Beethoven - Five Piano Concerti, or Six??

The Five Piano Concerti of Beethoven are as well-known, perhaps, as any of the piano concerti ever written.
But he DID write another piano concerto, which is almost never heard. I remember hearing it only once, as a child; sadly, I cannot recall the performer's name.
After his violin concerto, which many consider the reigning concerto for that instrument, Beethoven did indeed write a piano version of the violin masterpiece, which, as I recall, is listed as Opus 61A.
Beethoven almost always envisioned the piano when he wrote; one of the reasons, perhaps, that resulted in the palpable difficulties encountered by the soloists in that first performance of his 9th symphony. Some of the singers complained to the composer that at times the singing was impossible, whereupon Beethoven, at times not too mildly, reminded the singer or singers that their voices were instruments, like all others.
The piano transcriptions by Liszt of the 9 symphonies of Beethoven demonstrate the innate 'pianism' in so much of Beethoven's music.

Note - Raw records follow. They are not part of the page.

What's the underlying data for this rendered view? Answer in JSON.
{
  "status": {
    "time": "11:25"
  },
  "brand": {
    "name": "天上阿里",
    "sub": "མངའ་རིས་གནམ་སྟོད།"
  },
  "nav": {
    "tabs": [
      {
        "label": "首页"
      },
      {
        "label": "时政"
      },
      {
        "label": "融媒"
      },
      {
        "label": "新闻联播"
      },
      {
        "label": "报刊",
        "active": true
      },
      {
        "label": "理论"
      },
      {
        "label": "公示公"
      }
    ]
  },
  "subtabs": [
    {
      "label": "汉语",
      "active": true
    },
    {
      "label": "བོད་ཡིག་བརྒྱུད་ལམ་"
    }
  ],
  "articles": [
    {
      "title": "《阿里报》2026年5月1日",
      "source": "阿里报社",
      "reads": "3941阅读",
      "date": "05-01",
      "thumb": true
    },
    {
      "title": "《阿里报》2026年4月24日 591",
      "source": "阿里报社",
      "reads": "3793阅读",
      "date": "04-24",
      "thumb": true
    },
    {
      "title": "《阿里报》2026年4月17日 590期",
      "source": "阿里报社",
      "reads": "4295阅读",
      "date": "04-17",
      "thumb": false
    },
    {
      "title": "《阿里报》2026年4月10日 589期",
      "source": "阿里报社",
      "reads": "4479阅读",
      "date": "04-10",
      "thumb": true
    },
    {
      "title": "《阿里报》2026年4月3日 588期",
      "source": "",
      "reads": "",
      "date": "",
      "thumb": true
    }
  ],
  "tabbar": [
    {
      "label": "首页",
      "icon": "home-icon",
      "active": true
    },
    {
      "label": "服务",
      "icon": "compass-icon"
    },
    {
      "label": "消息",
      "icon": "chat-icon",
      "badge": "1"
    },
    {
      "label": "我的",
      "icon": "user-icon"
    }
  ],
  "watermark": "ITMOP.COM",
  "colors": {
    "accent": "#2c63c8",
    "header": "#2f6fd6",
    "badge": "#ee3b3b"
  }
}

As difficult as they are for the piano, they work wonderfully on the instrument, almost as if it were Beethoven himself who wrote these for the keyboard. I feel quite confident that Beethoven would have embraced Liszt's creations.
Some of you may disagree; however, it seems to me that the sublimity of Beethoven's conceptualization as regards the piano propels us into the process realized by what we now know about the piano and its veritably illimitable powers of dimension.